Where to find the water? The Water Grid quietly hoped to suck the water out of Laos. It planned to build dams on rivers inside Laos, and pump the water through a pipe under the Mekong. Similarly in the north, the Water Grid planned to get water from the Salween River in Burma. Even among the boosters of the scheme inside the bureaucracy there were many people who doubted such diversion schemes would ever be politically acceptable.
But water was not the only thing lacking. Irrigation only brings a benefit if there are people to use the water. But people are draining away from Isan. In recent years, farmers have shifted to using labour-saving methods like broadcasting, hired mechanical harvesters because they cannot get labour, and brought in workers from Laos. More water is unlikely to reverse this trend. In addition, the areas expected to be irrigated by the Grid in Isan are vulnerable to salination. For these and other reasons, the projected returns on public investment in irrigation in Isan are hopelessly low. It makes far more sense to invest in education, electricity, roads, or agricultural research.
The Water Grid was a very big idea that made very little sense. Parts of the project were excellent, but the whole thing got overblown. The point here is not to condemn the Thaksin government. The problem existed long before, and will continue after. With the fall of Thaksin, the Water Grid may be dead, but its ghost is already walking. On the first signs of this year’s drought, the Irrigation Department promptly claimed “more dams are needed,” and vaunted its scaled-down version of the Grid scheme.
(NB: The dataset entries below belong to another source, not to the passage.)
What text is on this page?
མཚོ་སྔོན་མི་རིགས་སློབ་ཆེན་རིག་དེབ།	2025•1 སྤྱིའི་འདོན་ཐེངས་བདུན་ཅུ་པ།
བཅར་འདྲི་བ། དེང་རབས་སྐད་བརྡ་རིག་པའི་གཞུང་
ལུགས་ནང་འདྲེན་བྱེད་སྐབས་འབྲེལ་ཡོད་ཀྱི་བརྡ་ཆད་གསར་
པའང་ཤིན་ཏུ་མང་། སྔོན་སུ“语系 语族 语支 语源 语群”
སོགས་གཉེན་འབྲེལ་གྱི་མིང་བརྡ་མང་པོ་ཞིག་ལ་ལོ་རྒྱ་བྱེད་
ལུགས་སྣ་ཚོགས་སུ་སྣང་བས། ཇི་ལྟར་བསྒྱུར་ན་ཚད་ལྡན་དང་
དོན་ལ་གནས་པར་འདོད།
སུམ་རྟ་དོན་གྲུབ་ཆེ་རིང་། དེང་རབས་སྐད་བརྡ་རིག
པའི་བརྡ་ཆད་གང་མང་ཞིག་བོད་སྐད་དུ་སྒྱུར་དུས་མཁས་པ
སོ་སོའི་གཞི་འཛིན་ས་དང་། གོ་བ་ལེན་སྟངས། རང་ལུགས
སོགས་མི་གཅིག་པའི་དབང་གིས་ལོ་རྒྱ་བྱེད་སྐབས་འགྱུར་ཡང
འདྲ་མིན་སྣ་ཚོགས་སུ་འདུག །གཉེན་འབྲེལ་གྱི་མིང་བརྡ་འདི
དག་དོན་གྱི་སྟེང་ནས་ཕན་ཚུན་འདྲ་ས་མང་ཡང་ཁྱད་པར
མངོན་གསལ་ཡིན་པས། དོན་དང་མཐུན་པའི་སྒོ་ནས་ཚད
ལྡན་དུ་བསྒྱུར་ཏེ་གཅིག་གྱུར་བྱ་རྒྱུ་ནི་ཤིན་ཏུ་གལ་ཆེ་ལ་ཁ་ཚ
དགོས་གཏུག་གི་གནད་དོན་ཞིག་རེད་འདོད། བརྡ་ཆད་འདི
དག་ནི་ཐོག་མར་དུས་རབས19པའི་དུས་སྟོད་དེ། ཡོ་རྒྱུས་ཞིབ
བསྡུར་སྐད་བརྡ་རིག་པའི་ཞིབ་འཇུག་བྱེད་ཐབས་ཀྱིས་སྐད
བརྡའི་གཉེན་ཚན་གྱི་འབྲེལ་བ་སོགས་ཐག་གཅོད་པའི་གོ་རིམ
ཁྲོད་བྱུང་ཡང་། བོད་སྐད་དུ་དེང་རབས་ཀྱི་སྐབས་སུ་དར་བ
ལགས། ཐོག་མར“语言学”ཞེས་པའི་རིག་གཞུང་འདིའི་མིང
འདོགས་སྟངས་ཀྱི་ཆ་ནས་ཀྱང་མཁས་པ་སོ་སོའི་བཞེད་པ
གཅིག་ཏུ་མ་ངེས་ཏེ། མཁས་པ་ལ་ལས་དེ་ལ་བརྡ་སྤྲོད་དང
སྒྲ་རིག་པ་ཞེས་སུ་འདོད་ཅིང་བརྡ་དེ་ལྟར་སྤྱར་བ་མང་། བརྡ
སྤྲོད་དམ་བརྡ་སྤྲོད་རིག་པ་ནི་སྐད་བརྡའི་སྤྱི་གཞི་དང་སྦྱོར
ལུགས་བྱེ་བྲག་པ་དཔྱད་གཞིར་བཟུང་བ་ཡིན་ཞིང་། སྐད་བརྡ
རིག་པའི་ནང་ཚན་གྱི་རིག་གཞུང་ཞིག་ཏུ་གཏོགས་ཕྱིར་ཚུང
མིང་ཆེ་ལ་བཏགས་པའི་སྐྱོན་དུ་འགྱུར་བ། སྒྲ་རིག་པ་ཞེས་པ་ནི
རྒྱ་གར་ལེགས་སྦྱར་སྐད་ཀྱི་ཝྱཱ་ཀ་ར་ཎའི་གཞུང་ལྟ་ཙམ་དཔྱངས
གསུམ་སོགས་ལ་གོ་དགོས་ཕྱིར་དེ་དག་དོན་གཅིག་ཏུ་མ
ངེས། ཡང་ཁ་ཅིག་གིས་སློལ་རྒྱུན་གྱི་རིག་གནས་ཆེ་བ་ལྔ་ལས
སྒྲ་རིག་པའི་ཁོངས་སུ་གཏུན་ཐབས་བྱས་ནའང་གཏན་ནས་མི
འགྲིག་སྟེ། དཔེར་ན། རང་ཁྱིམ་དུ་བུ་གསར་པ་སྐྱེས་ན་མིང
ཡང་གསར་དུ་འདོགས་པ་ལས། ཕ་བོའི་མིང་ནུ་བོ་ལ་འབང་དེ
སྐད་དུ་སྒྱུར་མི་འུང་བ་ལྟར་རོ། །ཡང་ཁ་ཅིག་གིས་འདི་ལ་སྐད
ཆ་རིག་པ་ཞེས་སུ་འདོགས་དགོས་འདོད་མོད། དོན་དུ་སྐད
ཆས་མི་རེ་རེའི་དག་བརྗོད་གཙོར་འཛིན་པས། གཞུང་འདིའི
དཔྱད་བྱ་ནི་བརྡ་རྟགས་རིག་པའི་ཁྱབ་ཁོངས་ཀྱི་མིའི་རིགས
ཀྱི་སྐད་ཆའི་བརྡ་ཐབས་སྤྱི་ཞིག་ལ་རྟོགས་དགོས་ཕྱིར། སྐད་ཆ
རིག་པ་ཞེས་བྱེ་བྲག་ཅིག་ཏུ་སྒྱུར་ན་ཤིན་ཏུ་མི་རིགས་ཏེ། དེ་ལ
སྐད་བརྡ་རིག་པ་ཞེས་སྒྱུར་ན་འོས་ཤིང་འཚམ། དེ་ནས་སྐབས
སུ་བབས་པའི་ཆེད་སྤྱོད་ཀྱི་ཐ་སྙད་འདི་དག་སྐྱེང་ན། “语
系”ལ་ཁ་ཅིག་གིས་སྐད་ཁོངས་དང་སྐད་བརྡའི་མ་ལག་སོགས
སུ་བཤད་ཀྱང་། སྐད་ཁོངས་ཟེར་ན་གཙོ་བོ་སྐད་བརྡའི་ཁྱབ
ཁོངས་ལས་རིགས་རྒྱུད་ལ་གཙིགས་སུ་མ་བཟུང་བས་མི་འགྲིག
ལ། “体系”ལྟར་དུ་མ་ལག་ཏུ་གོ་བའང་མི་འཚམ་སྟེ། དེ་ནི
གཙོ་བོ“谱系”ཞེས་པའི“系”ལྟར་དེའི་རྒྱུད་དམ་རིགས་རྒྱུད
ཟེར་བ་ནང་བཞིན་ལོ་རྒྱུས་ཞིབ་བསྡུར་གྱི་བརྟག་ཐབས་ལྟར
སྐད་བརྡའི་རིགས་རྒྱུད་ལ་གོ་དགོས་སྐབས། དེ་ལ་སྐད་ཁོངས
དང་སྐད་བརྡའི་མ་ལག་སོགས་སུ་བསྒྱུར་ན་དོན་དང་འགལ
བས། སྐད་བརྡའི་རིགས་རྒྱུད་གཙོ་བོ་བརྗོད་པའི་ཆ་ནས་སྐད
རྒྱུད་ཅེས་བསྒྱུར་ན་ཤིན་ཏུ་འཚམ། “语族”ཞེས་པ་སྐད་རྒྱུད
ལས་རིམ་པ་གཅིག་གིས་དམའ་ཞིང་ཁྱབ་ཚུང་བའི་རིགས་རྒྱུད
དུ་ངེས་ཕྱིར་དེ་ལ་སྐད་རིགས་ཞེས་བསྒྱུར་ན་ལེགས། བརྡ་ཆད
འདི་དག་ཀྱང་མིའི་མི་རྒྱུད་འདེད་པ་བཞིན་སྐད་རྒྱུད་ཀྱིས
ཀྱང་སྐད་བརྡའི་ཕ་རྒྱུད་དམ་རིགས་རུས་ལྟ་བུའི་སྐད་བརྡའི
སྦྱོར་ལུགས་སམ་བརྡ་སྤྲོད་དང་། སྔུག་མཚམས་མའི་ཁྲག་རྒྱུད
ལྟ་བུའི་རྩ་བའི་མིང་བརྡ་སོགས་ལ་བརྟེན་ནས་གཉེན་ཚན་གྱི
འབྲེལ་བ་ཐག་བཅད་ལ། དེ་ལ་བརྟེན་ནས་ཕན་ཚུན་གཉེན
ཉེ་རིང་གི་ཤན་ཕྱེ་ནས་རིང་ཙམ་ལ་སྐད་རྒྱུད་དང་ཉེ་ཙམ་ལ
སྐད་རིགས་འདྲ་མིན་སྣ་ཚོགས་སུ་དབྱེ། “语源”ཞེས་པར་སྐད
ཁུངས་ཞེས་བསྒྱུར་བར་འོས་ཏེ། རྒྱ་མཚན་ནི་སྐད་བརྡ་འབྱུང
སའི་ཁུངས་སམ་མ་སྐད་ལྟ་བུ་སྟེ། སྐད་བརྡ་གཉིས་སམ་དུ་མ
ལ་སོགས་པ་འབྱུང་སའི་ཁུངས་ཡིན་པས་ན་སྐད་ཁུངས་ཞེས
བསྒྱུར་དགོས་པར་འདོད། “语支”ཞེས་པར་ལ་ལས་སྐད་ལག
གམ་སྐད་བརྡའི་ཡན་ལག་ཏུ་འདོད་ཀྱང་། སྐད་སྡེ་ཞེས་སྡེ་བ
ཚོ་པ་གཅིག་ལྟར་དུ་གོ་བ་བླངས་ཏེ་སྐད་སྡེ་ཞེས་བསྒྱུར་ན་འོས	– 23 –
Water management is hugely important for Thailand. With global warming and local environmental decline, the oscillation between drought and flood is getting worse. But the potential profits from water management schemes tends to distort the process of research and planning. Bureaucrats, politicians, consultants, and contractors have mutual interests in blocking proper public scrutiny. Scale takes over from sense. And the haze gets worse.